Terkait hal ini aktivis dari Komunitas Milenial Peduli Indonesia (KOMPI) Surabaya, Dedy Mahendra mengatakan, “Seperti prediksi kami, dalam bursa Pilwali akan banyak tokoh dari kalangan Nahdliyin akan turut berpartisipasi. Kan Surabaya kultur masyarakatnya nasionalis dan Nahdliyin. Jadi wajar aja kalau tokoh-tokoh yang muncul berasal dari dua kalangan itu,” ujarnya di Surabaya, Jumat (13/12/2019).

“Sama seperti kepada tokoh-tokoh lain dalam bursa Cawali, kami juga mengapresiasi ikhtiar Gus Ali Azhara maju ke Pilwali, apalagi beliau punya fokus pada tata kota. Kami sudah sempat ngobrol-ngobrol dengan beliau, tampaknya beliau punya misi agar Surabaya bisa menjadi ikon kota bersih, bukan saja lingkungan, melainkan juga bersih dari praktik korupsi, kolusi dan nepotisme,” kata Dedy Mahendra.

Dedy melihat, Gus Ali Azhara cenderung memilih strategi politik senyap dan mengutamakan pendekatan langsung kepada pimpinan-pimpinan partai maupun ormas dan komunitas. Ia menambahkan, “Sepanjang yang saya tahu, Gus Ali Azhara ini mencoba beradu gagasan terkait perbaikan kawasan kumuh di Surabaya dengan usaha pemerataan kesejahteraan sosial ya. Waktu kami ngobrol, beliau ungkapkan keinginan membangun pasar dan pelayanan publik yang menurut beliau di Surabaya sekarang masih jauh dari kata layak,” sambung dia.

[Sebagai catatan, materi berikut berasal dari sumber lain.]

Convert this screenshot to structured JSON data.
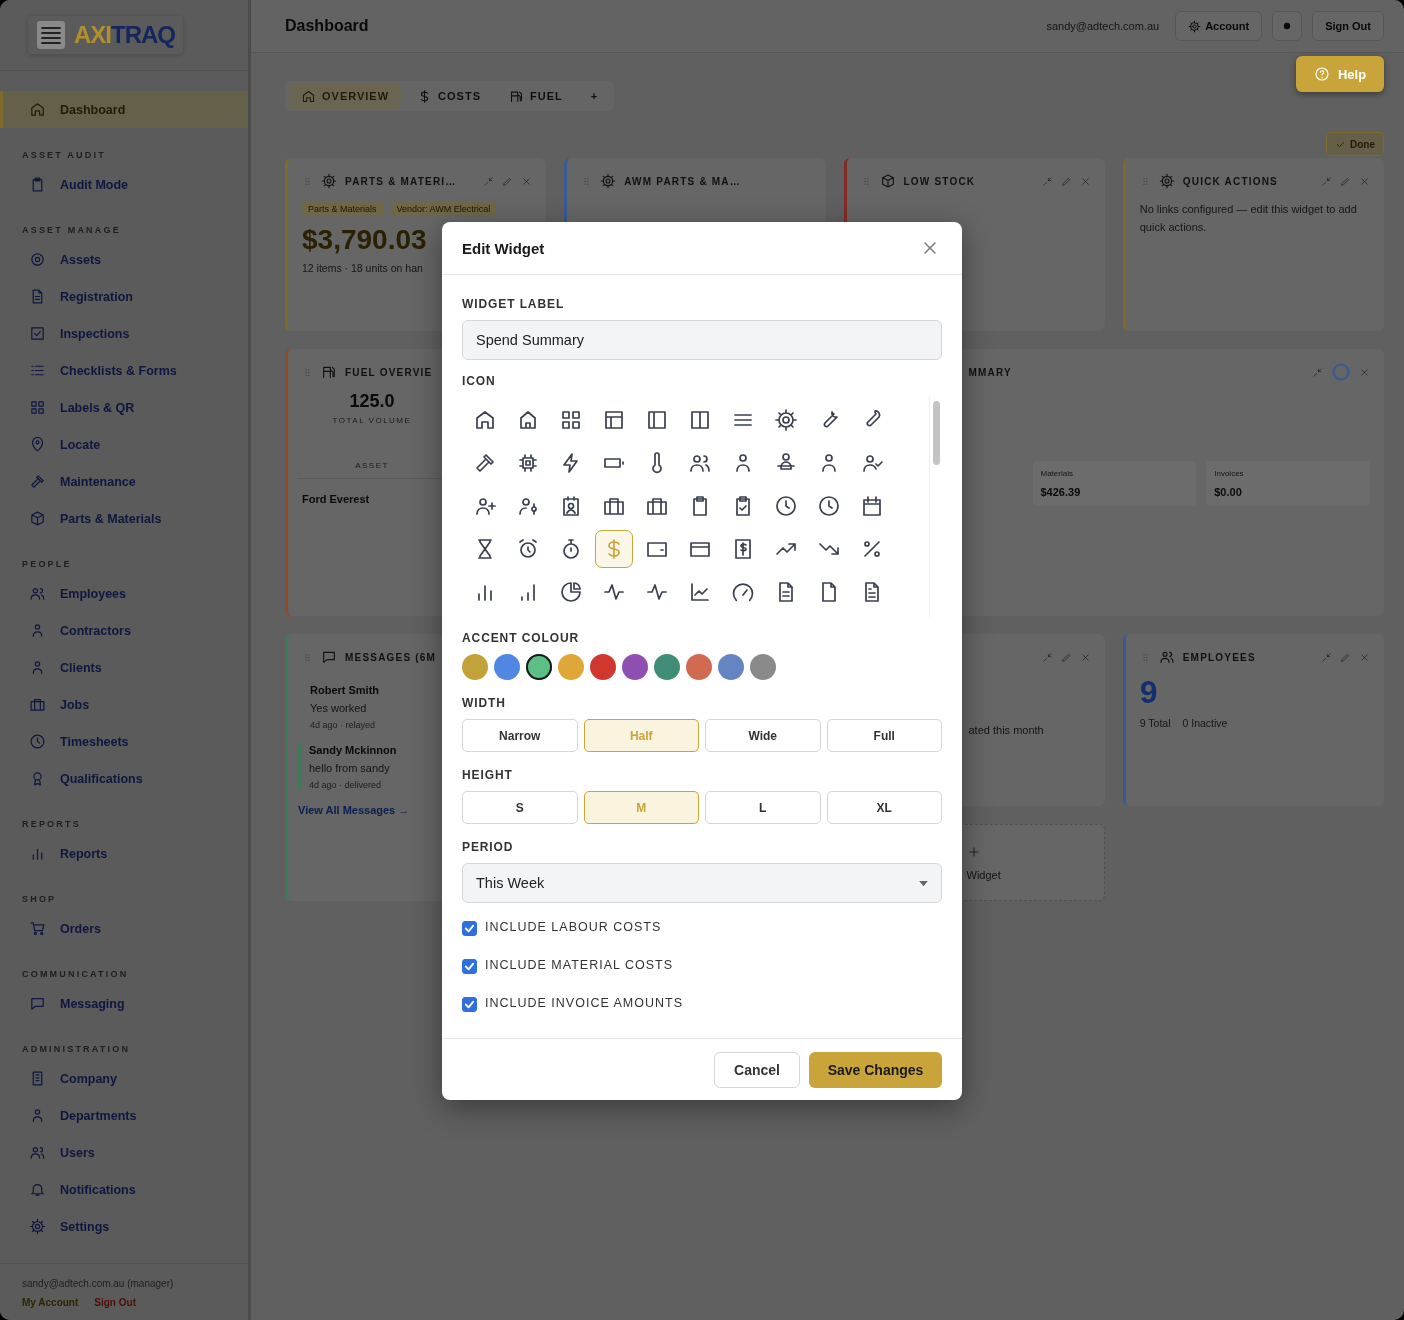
{
  "sidebar": {
    "logo_parts": [
      "AXI",
      "TRAQ"
    ],
    "sections": [
      {
        "items": [
          {
            "label": "Dashboard",
            "selected": true
          }
        ]
      },
      {
        "heading": "ASSET AUDIT",
        "items": [
          {
            "label": "Audit Mode",
            "selected": false
          }
        ]
      },
      {
        "heading": "ASSET MANAGE",
        "items": [
          {
            "label": "Assets",
            "selected": false
          },
          {
            "label": "Registration",
            "selected": false
          },
          {
            "label": "Inspections",
            "selected": false
          },
          {
            "label": "Checklists & Forms",
            "selected": false
          },
          {
            "label": "Labels & QR",
            "selected": false
          },
          {
            "label": "Locate",
            "selected": false
          },
          {
            "label": "Maintenance",
            "selected": false
          },
          {
            "label": "Parts & Materials",
            "selected": false
          }
        ]
      },
      {
        "heading": "PEOPLE",
        "items": [
          {
            "label": "Employees",
            "selected": false
          },
          {
            "label": "Contractors",
            "selected": false
          },
          {
            "label": "Clients",
            "selected": false
          },
          {
            "label": "Jobs",
            "selected": false
          },
          {
            "label": "Timesheets",
            "selected": false
          },
          {
            "label": "Qualifications",
            "selected": false
          }
        ]
      },
      {
        "heading": "REPORTS",
        "items": [
          {
            "label": "Reports",
            "selected": false
          }
        ]
      },
      {
        "heading": "SHOP",
        "items": [
          {
            "label": "Orders",
            "selected": false
          }
        ]
      },
      {
        "heading": "COMMUNICATION",
        "items": [
          {
            "label": "Messaging",
            "selected": false
          }
        ]
      },
      {
        "heading": "ADMINISTRATION",
        "items": [
          {
            "label": "Company",
            "selected": false
          },
          {
            "label": "Departments",
            "selected": false
          },
          {
            "label": "Users",
            "selected": false
          },
          {
            "label": "Notifications",
            "selected": false
          },
          {
            "label": "Settings",
            "selected": false
          }
        ]
      }
    ],
    "footer": {
      "user": "sandy@adtech.com.au (manager)",
      "links": [
        {
          "label": "My Account",
          "kind": "account"
        },
        {
          "label": "Sign Out",
          "kind": "danger"
        }
      ]
    }
  },
  "header": {
    "title": "Dashboard",
    "email": "sandy@adtech.com.au",
    "buttons": [
      {
        "kind": "account",
        "label": "Account"
      },
      {
        "kind": "theme"
      },
      {
        "kind": "plain",
        "label": "Sign Out"
      }
    ]
  },
  "help_button": "Help",
  "tabs": [
    {
      "label": "OVERVIEW",
      "selected": true
    },
    {
      "label": "COSTS",
      "selected": false
    },
    {
      "label": "FUEL",
      "selected": false
    },
    {
      "label": "+",
      "selected": false
    }
  ],
  "done_button": "Done",
  "widgets": [
    {
      "kind": "parts",
      "color": "#7f6a2c",
      "title": "PARTS & MATERI…",
      "tags": [
        "Parts & Materials",
        "Vendor: AWM Electrical"
      ],
      "value": "$3,790.03",
      "sub": "12 items · 18 units on han"
    },
    {
      "kind": "awm",
      "color": "#3a5a96",
      "title": "AWM PARTS & MA…"
    },
    {
      "kind": "low_stock",
      "color": "#862a24",
      "title": "LOW STOCK"
    },
    {
      "kind": "quick_actions",
      "color": "#7f6a2c",
      "title": "QUICK ACTIONS",
      "text": "No links configured — edit this widget to add quick actions."
    },
    {
      "kind": "fuel",
      "color": "#8f4a2b",
      "title": "FUEL OVERVIE",
      "value": "125.0",
      "caption": "TOTAL VOLUME",
      "column": "ASSET",
      "row": "Ford Everest"
    },
    {
      "kind": "spend",
      "title": "MMARY",
      "stats": [
        {
          "label": "Materials",
          "value": "$426.39"
        },
        {
          "label": "Invoices",
          "value": "$0.00"
        }
      ]
    },
    {
      "kind": "messages",
      "color": "#3f7a58",
      "title": "MESSAGES (6M",
      "messages": [
        {
          "name": "Robert Smith",
          "text": "Yes worked",
          "meta": "4d ago · relayed"
        },
        {
          "name": "Sandy Mckinnon",
          "text": "hello from sandy",
          "meta": "4d ago · delivered"
        }
      ],
      "link": "View All Messages →"
    },
    {
      "kind": "recent",
      "text": "ated this month"
    },
    {
      "kind": "employees",
      "color": "#3a5a96",
      "title": "EMPLOYEES",
      "value": "9",
      "stats": [
        "9 Total",
        "0 Inactive"
      ]
    },
    {
      "kind": "add",
      "text": "Widget"
    }
  ],
  "dialog": {
    "title": "Edit Widget",
    "label_heading": "WIDGET LABEL",
    "label_value": "Spend Summary",
    "icon_heading": "ICON",
    "icons": [
      {
        "selected": false
      },
      {
        "selected": false
      },
      {
        "selected": false
      },
      {
        "selected": false
      },
      {
        "selected": false
      },
      {
        "selected": false
      },
      {
        "selected": false
      },
      {
        "selected": false
      },
      {
        "selected": false
      },
      {
        "selected": false
      },
      {
        "selected": false
      },
      {
        "selected": false
      },
      {
        "selected": false
      },
      {
        "selected": false
      },
      {
        "selected": false
      },
      {
        "selected": false
      },
      {
        "selected": false
      },
      {
        "selected": false
      },
      {
        "selected": false
      },
      {
        "selected": false
      },
      {
        "selected": false
      },
      {
        "selected": false
      },
      {
        "selected": false
      },
      {
        "selected": false
      },
      {
        "selected": false
      },
      {
        "selected": false
      },
      {
        "selected": false
      },
      {
        "selected": false
      },
      {
        "selected": false
      },
      {
        "selected": false
      },
      {
        "selected": false
      },
      {
        "selected": false
      },
      {
        "selected": false
      },
      {
        "selected": true
      },
      {
        "selected": false
      },
      {
        "selected": false
      },
      {
        "selected": false
      },
      {
        "selected": false
      },
      {
        "selected": false
      },
      {
        "selected": false
      },
      {
        "selected": false
      },
      {
        "selected": false
      },
      {
        "selected": false
      },
      {
        "selected": false
      },
      {
        "selected": false
      },
      {
        "selected": false
      },
      {
        "selected": false
      },
      {
        "selected": false
      },
      {
        "selected": false
      },
      {
        "selected": false
      }
    ],
    "colour_heading": "ACCENT COLOUR",
    "colours": [
      {
        "color": "#c4a23a",
        "selected": false
      },
      {
        "color": "#4f87e3",
        "selected": false
      },
      {
        "color": "#5cbf86",
        "selected": true
      },
      {
        "color": "#dea737",
        "selected": false
      },
      {
        "color": "#d0372e",
        "selected": false
      },
      {
        "color": "#8e4fb0",
        "selected": false
      },
      {
        "color": "#3f8c77",
        "selected": false
      },
      {
        "color": "#d06a50",
        "selected": false
      },
      {
        "color": "#6585c2",
        "selected": false
      },
      {
        "color": "#8a8a8a",
        "selected": false
      }
    ],
    "width_heading": "WIDTH",
    "widths": [
      {
        "label": "Narrow",
        "selected": false
      },
      {
        "label": "Half",
        "selected": true
      },
      {
        "label": "Wide",
        "selected": false
      },
      {
        "label": "Full",
        "selected": false
      }
    ],
    "height_heading": "HEIGHT",
    "heights": [
      {
        "label": "S",
        "selected": false
      },
      {
        "label": "M",
        "selected": true
      },
      {
        "label": "L",
        "selected": false
      },
      {
        "label": "XL",
        "selected": false
      }
    ],
    "period_heading": "PERIOD",
    "period": "This Week",
    "options": [
      {
        "label": "INCLUDE LABOUR COSTS",
        "checked": true
      },
      {
        "label": "INCLUDE MATERIAL COSTS",
        "checked": true
      },
      {
        "label": "INCLUDE INVOICE AMOUNTS",
        "checked": true
      }
    ],
    "cancel": "Cancel",
    "save": "Save Changes"
  }
}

“Pelaporan keuangan transparan sehingga masyarakat dapat menilai secara nyata kinerja pemerintahan termasuk mengawasi lelang proyek secara terbuka saya kira itu yang mau diperjuangkan Gus Ali Azhara. Memang itu tak mudah, tapi saya pikir beliau boleh memperjuangkannya. Semua nama di bursa layak diberi kesempatan untuk berjuang dan memperkenalkan misi-visinya,” ujar Dedy Mahendra.

Merespons hal itu, Dedy mengaku para anggota komunitasnya mengusulkan agar Gus Ali Azhara diundang dalam acara Cangkrukan Sore-sore yang biasa digelar KOMPI. Dalam acara itu, para tokoh yang namanya ada di bursa Cawali bisa mengemukakan gagasannya terkait pembangunan Surabaya ke depan. Di acara itu juga masyarakat umum berkesempatan bertanya-jawab dengan tokoh yang ingin maju sebagai penerus kepemimpinan Wali Kota Tri Rismaharini.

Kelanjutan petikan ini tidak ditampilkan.